Initially, the loss of the zeen from the Diplomacy culture might not seem particularly important. The most significant adjunct to the Judges is the Diplomatic Pouch. Although this started as just an on-line imitation of the (then defunct) Diplomacy World, it has evolved to become not just an online zeen, but a more general resource. However, as with Diplomacy World, it rarely strays beyond its bread and butter of strategy and tactics articles, or other games-related material, nor is there any reason why it should.

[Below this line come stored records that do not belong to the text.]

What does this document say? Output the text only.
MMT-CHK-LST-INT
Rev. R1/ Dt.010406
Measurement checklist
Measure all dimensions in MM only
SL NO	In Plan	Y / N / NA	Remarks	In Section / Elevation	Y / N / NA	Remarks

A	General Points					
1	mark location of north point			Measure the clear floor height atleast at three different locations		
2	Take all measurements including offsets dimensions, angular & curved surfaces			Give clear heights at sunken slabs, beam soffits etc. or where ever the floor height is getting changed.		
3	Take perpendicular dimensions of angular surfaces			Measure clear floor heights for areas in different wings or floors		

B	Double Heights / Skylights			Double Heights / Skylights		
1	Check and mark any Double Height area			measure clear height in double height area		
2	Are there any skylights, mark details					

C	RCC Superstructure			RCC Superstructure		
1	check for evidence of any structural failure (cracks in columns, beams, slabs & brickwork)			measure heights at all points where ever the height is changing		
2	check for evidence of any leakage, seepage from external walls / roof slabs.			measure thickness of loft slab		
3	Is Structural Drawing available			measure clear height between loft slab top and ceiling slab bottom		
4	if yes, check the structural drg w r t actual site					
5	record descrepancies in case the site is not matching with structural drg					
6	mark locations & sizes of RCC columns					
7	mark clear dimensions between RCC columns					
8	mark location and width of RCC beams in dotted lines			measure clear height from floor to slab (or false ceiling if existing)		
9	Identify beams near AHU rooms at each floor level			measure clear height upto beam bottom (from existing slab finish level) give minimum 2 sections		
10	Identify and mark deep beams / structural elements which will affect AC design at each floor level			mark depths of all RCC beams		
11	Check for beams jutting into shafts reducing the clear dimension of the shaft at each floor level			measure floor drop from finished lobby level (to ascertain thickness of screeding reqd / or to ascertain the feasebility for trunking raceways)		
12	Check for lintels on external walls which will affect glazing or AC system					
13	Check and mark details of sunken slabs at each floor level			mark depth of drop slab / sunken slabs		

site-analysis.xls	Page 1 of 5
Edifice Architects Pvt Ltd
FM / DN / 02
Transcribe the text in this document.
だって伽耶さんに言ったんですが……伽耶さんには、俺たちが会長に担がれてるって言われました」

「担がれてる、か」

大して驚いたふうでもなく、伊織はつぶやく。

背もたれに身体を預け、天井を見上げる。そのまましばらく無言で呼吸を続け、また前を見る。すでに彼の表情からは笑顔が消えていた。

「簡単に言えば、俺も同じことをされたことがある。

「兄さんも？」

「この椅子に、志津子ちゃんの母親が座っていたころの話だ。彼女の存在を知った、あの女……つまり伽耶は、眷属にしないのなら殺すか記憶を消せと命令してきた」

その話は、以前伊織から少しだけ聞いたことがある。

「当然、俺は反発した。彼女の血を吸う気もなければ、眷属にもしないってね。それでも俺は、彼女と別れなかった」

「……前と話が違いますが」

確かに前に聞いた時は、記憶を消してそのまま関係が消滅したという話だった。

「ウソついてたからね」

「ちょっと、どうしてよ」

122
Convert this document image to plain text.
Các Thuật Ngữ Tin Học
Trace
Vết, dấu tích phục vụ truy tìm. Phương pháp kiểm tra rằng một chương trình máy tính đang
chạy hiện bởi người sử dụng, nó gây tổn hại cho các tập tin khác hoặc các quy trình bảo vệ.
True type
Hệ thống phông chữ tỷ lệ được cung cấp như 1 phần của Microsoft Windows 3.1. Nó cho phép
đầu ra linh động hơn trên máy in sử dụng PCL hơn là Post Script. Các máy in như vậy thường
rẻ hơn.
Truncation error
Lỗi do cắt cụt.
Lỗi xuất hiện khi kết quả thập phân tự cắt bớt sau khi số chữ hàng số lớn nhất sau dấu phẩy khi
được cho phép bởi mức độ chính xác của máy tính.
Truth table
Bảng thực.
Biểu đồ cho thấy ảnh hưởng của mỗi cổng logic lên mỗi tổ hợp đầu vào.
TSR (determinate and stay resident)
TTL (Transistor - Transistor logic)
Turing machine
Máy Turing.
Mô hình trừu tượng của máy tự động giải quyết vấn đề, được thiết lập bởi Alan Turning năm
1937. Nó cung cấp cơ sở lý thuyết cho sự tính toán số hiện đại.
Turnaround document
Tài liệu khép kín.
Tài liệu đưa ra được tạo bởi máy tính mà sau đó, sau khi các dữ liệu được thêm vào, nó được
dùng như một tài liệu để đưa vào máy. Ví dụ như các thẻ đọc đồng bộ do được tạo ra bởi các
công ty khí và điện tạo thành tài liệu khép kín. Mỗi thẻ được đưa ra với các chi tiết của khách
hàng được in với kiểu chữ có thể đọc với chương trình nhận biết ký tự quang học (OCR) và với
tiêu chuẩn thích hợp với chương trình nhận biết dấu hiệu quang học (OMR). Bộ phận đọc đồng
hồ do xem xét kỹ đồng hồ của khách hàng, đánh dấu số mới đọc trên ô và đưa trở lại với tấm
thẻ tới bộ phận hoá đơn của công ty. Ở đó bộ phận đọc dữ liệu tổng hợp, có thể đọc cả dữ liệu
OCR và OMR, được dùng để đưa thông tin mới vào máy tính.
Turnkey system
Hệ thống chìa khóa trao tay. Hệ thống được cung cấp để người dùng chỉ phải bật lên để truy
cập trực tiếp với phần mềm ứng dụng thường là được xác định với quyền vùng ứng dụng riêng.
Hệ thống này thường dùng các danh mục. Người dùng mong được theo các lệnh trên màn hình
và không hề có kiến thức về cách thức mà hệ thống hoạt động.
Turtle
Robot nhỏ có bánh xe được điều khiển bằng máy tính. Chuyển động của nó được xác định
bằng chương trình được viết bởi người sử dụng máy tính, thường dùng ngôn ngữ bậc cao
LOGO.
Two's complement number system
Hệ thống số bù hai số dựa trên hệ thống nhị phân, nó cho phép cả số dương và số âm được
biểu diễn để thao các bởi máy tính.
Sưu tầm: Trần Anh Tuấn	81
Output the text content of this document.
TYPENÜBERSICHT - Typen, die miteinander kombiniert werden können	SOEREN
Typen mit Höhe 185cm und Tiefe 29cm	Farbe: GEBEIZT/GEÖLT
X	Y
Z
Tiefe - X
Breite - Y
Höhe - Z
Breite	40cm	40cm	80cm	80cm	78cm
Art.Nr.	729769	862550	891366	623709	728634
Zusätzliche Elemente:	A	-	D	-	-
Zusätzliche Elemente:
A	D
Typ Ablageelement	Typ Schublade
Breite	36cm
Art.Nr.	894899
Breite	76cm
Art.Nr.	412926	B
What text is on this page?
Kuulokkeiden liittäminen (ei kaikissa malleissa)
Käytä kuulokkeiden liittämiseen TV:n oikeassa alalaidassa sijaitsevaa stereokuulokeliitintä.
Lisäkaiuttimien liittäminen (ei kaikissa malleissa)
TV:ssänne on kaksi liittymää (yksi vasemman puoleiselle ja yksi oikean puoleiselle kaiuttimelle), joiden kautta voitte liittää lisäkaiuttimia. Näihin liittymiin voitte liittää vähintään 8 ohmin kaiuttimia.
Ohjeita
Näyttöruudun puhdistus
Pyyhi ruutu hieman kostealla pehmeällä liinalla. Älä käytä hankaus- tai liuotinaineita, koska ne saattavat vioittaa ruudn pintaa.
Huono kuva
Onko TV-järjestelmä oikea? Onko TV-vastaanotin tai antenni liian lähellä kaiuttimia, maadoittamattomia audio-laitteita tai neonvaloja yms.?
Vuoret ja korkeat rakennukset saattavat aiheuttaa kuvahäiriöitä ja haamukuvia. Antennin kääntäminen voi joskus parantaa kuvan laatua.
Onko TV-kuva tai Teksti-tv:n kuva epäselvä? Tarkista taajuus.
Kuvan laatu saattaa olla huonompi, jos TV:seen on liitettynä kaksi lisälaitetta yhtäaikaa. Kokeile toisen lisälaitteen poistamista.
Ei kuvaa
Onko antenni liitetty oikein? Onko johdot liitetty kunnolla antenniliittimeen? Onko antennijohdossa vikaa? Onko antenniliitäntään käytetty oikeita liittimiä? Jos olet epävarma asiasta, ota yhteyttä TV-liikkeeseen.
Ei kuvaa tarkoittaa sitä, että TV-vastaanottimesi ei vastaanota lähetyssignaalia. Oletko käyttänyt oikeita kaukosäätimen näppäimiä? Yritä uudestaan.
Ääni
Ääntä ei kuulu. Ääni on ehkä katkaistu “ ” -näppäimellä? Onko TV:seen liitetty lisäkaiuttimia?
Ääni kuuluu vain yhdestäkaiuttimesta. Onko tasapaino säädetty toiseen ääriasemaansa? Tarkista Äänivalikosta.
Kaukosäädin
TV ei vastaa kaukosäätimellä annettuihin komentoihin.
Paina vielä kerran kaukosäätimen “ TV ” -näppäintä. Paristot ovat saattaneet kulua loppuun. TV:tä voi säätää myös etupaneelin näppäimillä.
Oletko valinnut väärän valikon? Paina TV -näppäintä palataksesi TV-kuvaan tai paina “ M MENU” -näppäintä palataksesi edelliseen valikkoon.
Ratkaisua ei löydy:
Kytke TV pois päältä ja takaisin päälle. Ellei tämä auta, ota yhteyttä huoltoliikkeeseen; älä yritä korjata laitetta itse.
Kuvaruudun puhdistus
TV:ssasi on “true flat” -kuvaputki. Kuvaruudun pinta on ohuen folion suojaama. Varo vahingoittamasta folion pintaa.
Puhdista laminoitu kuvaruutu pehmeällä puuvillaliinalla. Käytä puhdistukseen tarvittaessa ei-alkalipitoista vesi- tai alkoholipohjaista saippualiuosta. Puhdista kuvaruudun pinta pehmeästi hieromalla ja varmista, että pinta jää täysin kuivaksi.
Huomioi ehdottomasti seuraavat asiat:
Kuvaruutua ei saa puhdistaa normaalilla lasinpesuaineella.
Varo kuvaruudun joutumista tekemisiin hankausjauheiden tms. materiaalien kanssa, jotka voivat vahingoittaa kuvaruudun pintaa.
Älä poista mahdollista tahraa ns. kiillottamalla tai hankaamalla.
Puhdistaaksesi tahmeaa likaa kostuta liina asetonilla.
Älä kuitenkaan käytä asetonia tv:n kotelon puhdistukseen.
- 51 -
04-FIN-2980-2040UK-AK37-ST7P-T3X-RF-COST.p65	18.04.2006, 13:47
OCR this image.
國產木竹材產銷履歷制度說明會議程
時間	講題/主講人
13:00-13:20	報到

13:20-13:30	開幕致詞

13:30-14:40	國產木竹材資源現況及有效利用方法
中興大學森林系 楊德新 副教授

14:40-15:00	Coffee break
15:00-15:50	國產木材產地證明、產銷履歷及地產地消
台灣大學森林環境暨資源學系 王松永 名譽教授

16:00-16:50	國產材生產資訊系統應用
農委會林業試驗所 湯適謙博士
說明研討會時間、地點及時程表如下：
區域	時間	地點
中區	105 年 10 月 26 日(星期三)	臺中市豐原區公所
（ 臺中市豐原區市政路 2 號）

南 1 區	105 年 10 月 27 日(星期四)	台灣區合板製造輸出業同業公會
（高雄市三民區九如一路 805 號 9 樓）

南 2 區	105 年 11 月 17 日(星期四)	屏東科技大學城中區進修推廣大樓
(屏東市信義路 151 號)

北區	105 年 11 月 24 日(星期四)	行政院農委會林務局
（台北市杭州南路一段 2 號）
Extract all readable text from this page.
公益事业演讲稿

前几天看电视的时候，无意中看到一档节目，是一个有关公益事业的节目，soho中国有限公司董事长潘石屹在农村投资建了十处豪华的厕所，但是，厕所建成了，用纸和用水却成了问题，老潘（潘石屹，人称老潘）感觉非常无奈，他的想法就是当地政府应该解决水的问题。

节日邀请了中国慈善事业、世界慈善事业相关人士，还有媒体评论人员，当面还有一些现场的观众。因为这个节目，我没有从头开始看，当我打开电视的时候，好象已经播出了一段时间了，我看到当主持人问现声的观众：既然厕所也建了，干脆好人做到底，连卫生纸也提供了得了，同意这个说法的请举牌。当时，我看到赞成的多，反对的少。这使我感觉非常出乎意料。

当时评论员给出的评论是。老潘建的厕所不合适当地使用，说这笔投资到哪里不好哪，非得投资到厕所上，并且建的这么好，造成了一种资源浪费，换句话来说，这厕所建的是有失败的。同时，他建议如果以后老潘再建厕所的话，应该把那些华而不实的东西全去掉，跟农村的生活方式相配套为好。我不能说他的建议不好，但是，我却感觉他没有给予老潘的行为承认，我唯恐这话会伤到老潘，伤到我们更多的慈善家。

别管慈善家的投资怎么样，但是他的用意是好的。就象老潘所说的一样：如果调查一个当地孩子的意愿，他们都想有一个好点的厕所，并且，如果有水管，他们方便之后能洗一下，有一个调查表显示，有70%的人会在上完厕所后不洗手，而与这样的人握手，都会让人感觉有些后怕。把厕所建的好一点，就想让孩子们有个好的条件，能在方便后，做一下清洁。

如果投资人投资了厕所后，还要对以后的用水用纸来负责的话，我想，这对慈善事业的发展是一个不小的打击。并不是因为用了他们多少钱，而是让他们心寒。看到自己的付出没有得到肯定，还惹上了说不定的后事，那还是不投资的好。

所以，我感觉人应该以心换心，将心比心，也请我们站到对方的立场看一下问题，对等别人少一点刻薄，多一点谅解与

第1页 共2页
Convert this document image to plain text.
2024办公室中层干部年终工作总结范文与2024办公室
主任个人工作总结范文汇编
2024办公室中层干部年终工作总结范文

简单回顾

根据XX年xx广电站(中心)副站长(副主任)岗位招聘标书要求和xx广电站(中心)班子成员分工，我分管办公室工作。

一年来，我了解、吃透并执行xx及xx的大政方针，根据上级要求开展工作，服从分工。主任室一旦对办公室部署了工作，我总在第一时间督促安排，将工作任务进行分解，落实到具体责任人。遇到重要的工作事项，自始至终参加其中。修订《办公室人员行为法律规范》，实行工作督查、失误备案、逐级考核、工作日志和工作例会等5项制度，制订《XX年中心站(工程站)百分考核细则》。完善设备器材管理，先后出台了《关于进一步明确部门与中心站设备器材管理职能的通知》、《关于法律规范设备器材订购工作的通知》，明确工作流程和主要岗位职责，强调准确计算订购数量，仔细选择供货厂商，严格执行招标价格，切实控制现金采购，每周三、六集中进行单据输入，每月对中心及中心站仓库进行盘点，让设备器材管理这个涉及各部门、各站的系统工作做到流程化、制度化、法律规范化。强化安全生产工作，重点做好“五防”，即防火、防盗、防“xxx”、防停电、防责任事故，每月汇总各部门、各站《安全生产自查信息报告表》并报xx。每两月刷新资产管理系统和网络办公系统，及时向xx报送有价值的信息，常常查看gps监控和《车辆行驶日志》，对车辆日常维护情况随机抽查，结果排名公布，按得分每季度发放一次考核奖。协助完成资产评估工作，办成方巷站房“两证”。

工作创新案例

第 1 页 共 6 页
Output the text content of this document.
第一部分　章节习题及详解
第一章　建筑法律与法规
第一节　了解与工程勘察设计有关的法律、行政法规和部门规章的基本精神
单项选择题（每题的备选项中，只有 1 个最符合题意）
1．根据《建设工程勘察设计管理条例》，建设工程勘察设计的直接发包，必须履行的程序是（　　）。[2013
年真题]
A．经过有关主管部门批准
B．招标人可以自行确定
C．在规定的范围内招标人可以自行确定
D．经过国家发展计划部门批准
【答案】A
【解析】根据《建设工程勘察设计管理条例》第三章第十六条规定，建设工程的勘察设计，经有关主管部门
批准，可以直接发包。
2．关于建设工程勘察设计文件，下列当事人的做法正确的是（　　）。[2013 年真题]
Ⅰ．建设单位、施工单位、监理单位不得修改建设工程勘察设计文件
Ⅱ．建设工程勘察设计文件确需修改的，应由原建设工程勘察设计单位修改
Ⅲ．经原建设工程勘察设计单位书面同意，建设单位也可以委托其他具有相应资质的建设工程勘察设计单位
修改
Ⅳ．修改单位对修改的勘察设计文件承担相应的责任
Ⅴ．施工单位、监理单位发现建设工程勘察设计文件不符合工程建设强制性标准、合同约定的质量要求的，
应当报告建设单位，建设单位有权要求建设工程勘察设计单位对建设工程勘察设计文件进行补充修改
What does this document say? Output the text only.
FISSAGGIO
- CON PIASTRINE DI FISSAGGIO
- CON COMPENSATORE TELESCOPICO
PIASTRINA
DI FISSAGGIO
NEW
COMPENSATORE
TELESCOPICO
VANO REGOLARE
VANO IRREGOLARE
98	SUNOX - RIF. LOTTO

The problem is that this model of the hobby (be it online or snail-mail) is games-based. The zeen model is (or can be) people-based. It thus provides an incemtive to stay in the Hobby during periods when your interest in the games has diminished, either temporarily or permenantly (this ties in with Jim-Bob's aim to make TAP into the hobby's leading retirement home for former hobby hacks).The serendipity of coming across a well-written, fannish discussion about something you wouldn't normally read is one of the most significant pleasures of a good zeen. Probably the apogee of this for me was the article by Pete Birks in Greatest Hits which was a ten-page article on the history of the pencil. It was completely irrelevent to a purist games-orientated view of the hobby. But it was entertaining and interesting.
This is a more general problem on the Interenet than just for the games hobby. A lot of Usenet is deathly dull, as it is so subject-orientated (I realise this is tantermount to complaining that ice-cream is cold, or water wet, but there you go). There are a few Usenet groups which have become virtual serendipity providers - uk.media radio.archers, alt.folklore.urban and probably others I'm not aware of -- but they are exceptions. And, as the use of intellegence agents (computer programs that go out and search for things of interest to you, based on your pre-expressed interests) increases, this is going to get worse -- unless they include a "Random Link" button like on the main page of Yahoo, just for the heck of it.
Enough rambling. This was originally meant to be a sucint explanation of why I'm not opening any new waiting lists at the moment. Looking back, I'm still not really sure why, except it doesn't "feel right" at the moment. Who knows, maybe it will "feel right" when we get into the New Year. It's not as if I'll be idle anyway, as most of my hobby time will be tied up with handling all the bookings and other assorted admin for Manorcon, taking place for the 15th sucessive year at Birmingham in July 1997.